Na minha rua têm umas três ou quatro turmas de gatos de rua. Todos são bem tratados, alimentados por duas das minhas vizinhas, além de castrados, vacinados e vermifugados por um bombeiro aposentado, o Sr. Francischini. São Francischini.
Um desses gatos da minha rua era o Cinza.
O Cinza vivia no jardim do casarão ao lado do meu prédio há alguns anos. Ele deve ter sido abandonado já adulto e nunca se enturmou direito. Morava ali junto com outros dois, uma pretinha e um rajadinho com peito branco. Os três pareciam refugiados, excluídos da gangue que vive em frente, perto do ginásio.
Sempre foi especialmente arisco e medroso, o Cinza. Mas tinha jeito de já ter tido uma família humana, e quando ele se sentia seguro, atrás do portão, dava toda a pinta de ser um gato doce e companheiro. Como o meu companheiro Choco Chocão, com quem passeio pela rua já faz 9 anos.
Choco também conhece os gatos da rua mas não tem por nenhum deles a fixação que acabou desenvolvendo pelo Cinza. Então, toda vez que saíamos de casa eu ficava esperto pra ver se o Cinza não estava na área antes de soltar o Choco da coleira. O nó é que o Choco não podia ver o Cinza, nem o Cinza ver o Choco. As hostilidades logo desandavam em perseguição. Era o Cinza correndo, o Choco correndo atrás, e eu correndo atrás do Choco, berrando.

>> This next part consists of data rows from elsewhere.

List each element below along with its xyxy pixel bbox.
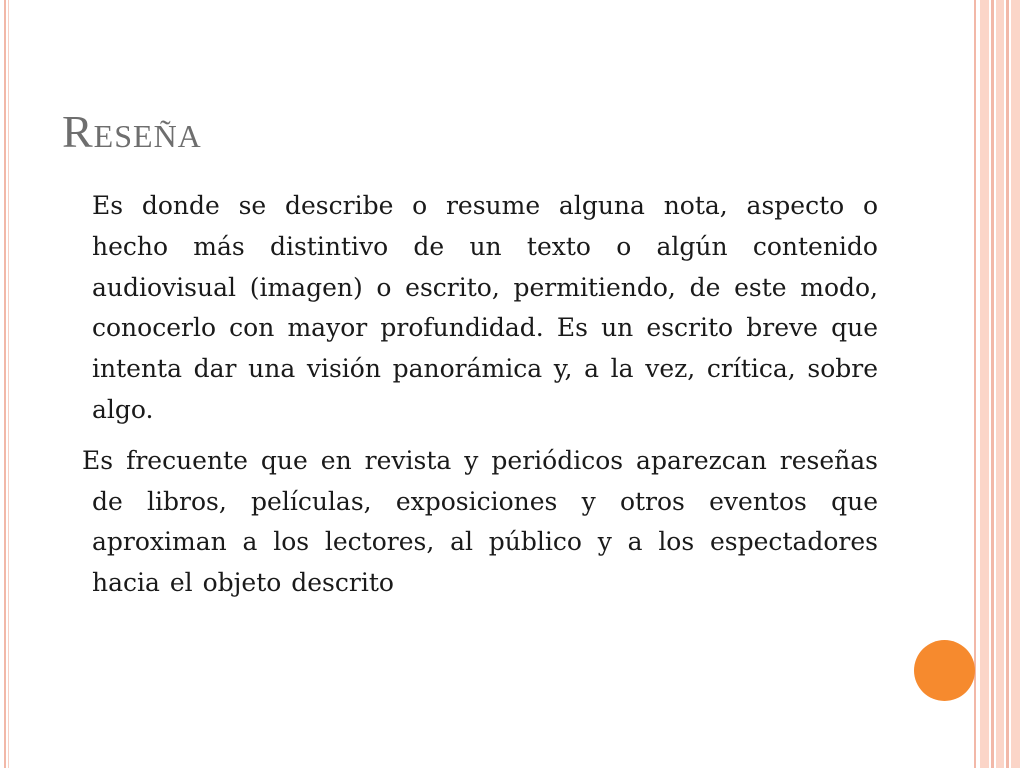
left-frame-line — [4, 0, 6, 768]
decorative-circle — [914, 640, 975, 701]
right-stripe — [980, 0, 989, 768]
right-stripe — [996, 0, 1004, 768]
slide-title: Reseña — [62, 106, 202, 157]
body-paragraph: Es donde se describe o resume alguna nota, aspecto o hecho más distintivo de un texto o algún contenido audiovisual (imagen) o escrito, permitiendo, de este modo, conocerlo con mayor profundidad. Es un escrito breve que intenta dar una visión panorámica y, a la vez, crítica, sobre algo. — [92, 191, 878, 424]
right-stripe — [991, 0, 994, 768]
right-stripe — [1011, 0, 1020, 768]
slide-body — [70, 186, 878, 604]
left-frame-line-inner — [8, 0, 9, 768]
body-paragraph: Es frecuente que en revista y periódicos aparezcan reseñas de libros, películas, exposiciones y otros eventos que aproximan a los lectores, al público y a los espectadores hacia el objeto descrito — [82, 445, 878, 598]
right-stripe — [1006, 0, 1009, 768]
right-stripe — [974, 0, 976, 768]
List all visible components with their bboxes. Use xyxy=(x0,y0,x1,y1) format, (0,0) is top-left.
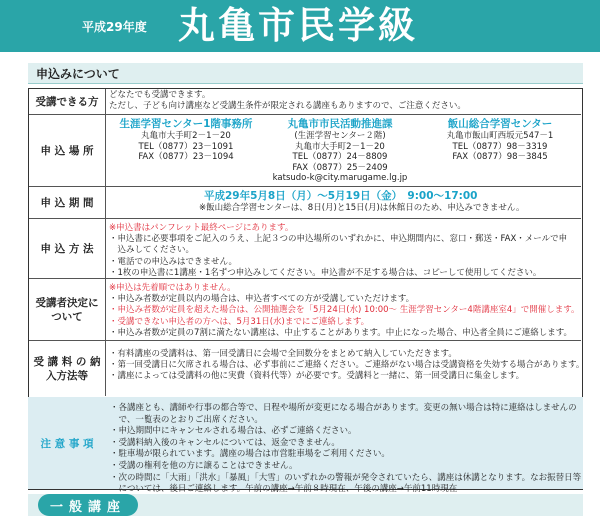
decision-content xyxy=(109,283,580,339)
notice-line: については、後日ご連絡します。午前の講座→午前８時現在、午後の講座→午前11時現在 xyxy=(110,484,458,495)
notice-line: ・次の時間に「大雨」「洪水」「暴風」「大雪」のいずれかの警報が発令されていたら、講座は休講となります。なお振替日等 xyxy=(110,472,582,483)
decision-line: ・申込み者数が定員以内の場合は、申込者すべての方が受講していただけます。 xyxy=(109,294,415,305)
eligibility-line: どなたでも受講できます。 xyxy=(109,90,211,100)
method-line: ・1枚の申込書に1講座・1名ずつ申込みしてください。申込書が不足する場合は、コピーして使用してください。 xyxy=(109,267,542,278)
payment-line: ・講座によっては受講料の他に実費（資料代等）が必要です。受講料と一緒に、第一回受講日に集金します。 xyxy=(109,371,525,382)
notice-line: ・受講料納入後のキャンセルについては、返金できません。 xyxy=(110,437,340,448)
method-line: 込みしてください。 xyxy=(109,245,195,256)
method-label: 申 込 方 法 xyxy=(29,219,106,278)
office-fax: FAX（0877）98－3845 xyxy=(452,152,548,163)
office-floor: (生涯学習センター２階) xyxy=(294,131,386,141)
decision-red-note: ※申込は先着順ではありません。 xyxy=(109,283,236,293)
office-address: 丸亀市飯山町西坂元547－1 xyxy=(446,131,554,141)
eligibility-line: ただし、子ども向け講座など受講生条件が限定される講座もありますので、ご注意ください。 xyxy=(109,101,466,112)
notice-line: ・各講座とも、講師や行事の都合等で、日程や場所が変更になる場合があります。変更の無い場合は特に連絡はしませんの xyxy=(110,403,577,413)
office-email[interactable]: katsudo-k@city.marugame.lg.jp xyxy=(272,173,408,184)
payment-line: ・有料講座の受講料は、第一回受講日に会場で全回数分をまとめて納入していただきます。 xyxy=(109,349,457,359)
decision-line-lottery: ・申込み者数が定員を超えた場合は、公開抽選会を「5月24日(水) 10:00～ 生涯学習センター4階講座室4」で開催します。 xyxy=(109,305,580,316)
eligibility-content xyxy=(109,90,577,112)
payment-line: ・第一回受講日に欠席される場合は、必ず事前にご連絡ください。ご連絡がない場合は受講資格を失効する場合があります。 xyxy=(109,360,585,371)
office-name: 生涯学習センター1階事務所 xyxy=(119,118,253,130)
office-fax: FAX（0877）23－1094 xyxy=(138,152,234,163)
section-title: 申込みについて xyxy=(36,67,120,81)
notice-box xyxy=(28,397,583,495)
period-note: ※飯山総合学習センターは、8日(月)と15日(月)は休館日のため、申込みできません。 xyxy=(199,203,525,213)
notice-content xyxy=(110,403,582,496)
office-name: 丸亀市市民活動推進課 xyxy=(287,118,393,130)
office-name: 飯山総合学習センター xyxy=(447,118,553,130)
page-title: 丸亀市民学級 xyxy=(178,4,418,47)
decision-line-contact: ・受講できない申込者の方へは、5月31日(水)までにご連絡します。 xyxy=(109,316,370,327)
notice-line: ・申込期間中にキャンセルされる場合は、必ずご連絡ください。 xyxy=(110,426,357,437)
notice-line: で、一覧表のとおりご出席ください。 xyxy=(110,414,263,425)
method-content xyxy=(109,223,577,279)
office-address: 丸亀市大手町2－1－20 xyxy=(295,141,385,152)
header-banner xyxy=(0,0,600,52)
payment-content xyxy=(109,349,585,383)
payment-label: 受 講 料 の 納入方法等 xyxy=(29,341,106,396)
office-address: 丸亀市大手町2－1－20 xyxy=(141,131,231,141)
places-label: 申 込 場 所 xyxy=(29,115,106,186)
section-heading xyxy=(28,63,583,84)
decision-label: 受講者決定について xyxy=(29,279,106,340)
period-dates: 平成29年5月8日（月）～5月19日（金） 9:00～17:00 xyxy=(204,190,478,202)
row-eligibility xyxy=(29,89,581,115)
row-decision xyxy=(29,279,581,341)
row-method xyxy=(29,219,581,279)
office-tel: TEL（0877）23－1091 xyxy=(138,141,234,152)
general-course-title: 一般講座 xyxy=(50,500,127,515)
notice-label: 注 意 事 項 xyxy=(40,437,94,450)
office-iiyama xyxy=(421,117,579,163)
general-course-heading xyxy=(28,494,583,516)
office-fax: FAX（0877）25－2409 xyxy=(292,162,388,173)
notice-line: ・受講の権利を他の方に譲ることはできません。 xyxy=(110,460,298,471)
row-period xyxy=(29,187,581,219)
method-line: ・電話での申込みはできません。 xyxy=(109,256,238,267)
office-tel: TEL（0877）98－3319 xyxy=(452,141,548,152)
row-places xyxy=(29,115,581,187)
row-payment xyxy=(29,341,585,396)
office-civic xyxy=(265,117,415,184)
method-red-note: ※申込書はパンフレット最終ページにあります。 xyxy=(109,223,294,233)
office-center xyxy=(111,117,261,163)
period-content xyxy=(109,189,577,214)
fiscal-year: 平成29年度 xyxy=(82,20,147,34)
eligibility-label: 受講できる方 xyxy=(29,89,106,114)
office-tel: TEL（0877）24－8809 xyxy=(292,152,388,163)
period-label: 申 込 期 間 xyxy=(29,187,106,218)
method-line: ・申込書に必要事項をご記入のうえ、上記３つの申込場所のいずれかに、申込期間内に、窓口・郵送・FAX・メールで申 xyxy=(109,234,568,245)
decision-line: ・申込み者数が定員の7割に満たない講座は、中止することがあります。中止になった場合、申込者全員にご連絡します。 xyxy=(109,327,573,338)
notice-line: ・駐車場が限られています。講座の場合は市営駐車場をご利用ください。 xyxy=(110,449,390,460)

Uma vez, numa dessas correrias, Cinza e Choco foram parar na garagem de um prédio no outro quarteirão. Minha sorte é que eu conhecia um dos moradores desse prédio: Conrado, o terraplanista, um dos melhores amigos do Choco, um cara que também passeia com o gato dele na rua – essa é uma história que fica pra depois. Liguei pro Conrado e resgatamos o Choco. O Cinza deve ter usado alguma magia de gato de rua pra se desmaterializar naquela garagem. Depois disso, nunca mais soltei o Choco da coleira.
Há um mês, mais ou menos, notei a falta do Cinza. Essa semana perguntei sobre ele para a Andréa, uma das mulheres que alimentam os gatos – elas conhecem cada um deles, dão até nome para os bichanos. Ela me disse, com muita raiva na voz, que ele tinha sido encontrado morto no gramado do ginásio, com marcas de estrangulamento. Também me disse que o perpetrador do ato covarde haverá de acertar as contas com Deus, que a justiça divina nunca falha.
Eu quis aquiescer – por ela, pelo Cinza, por mim, pelo Choco, pela tristeza que senti no momento. Não consegui. Disse a ela que era preferível tentar achar o culpado – os prédios têm muitas câmeras – do que esperar pela Retribuição do Criador. (Parei por aí. Se eu dissesse a ela o que penso sobre Deus, deuses, a natureza, o universo, era capaz de ela não me cumprimentar direito dali pra frente).
Às vezes me dá um pouco de raiva de não conseguir acreditar em Deus. Quando vejo o caixão de uma pessoa amada sendo enterrado, por exemplo. Mas quando eu soube do destino do Cinza senti algo inesperado, um desejo muito claro de que houvesse uma forma de divindade, uma forma bem definida de divindade: vingativa, feroz, com garras e presas afiadas, de olhos furiosos – um Deus-Gato, cuja função cósmica seria a de dilacerar eternamente a consciência dos que gratuitamente esvaziam o mundo de criaturas belas, os que se dão ao ignominioso prazer de exercer o poder de varrer da existência um ser mais fraco.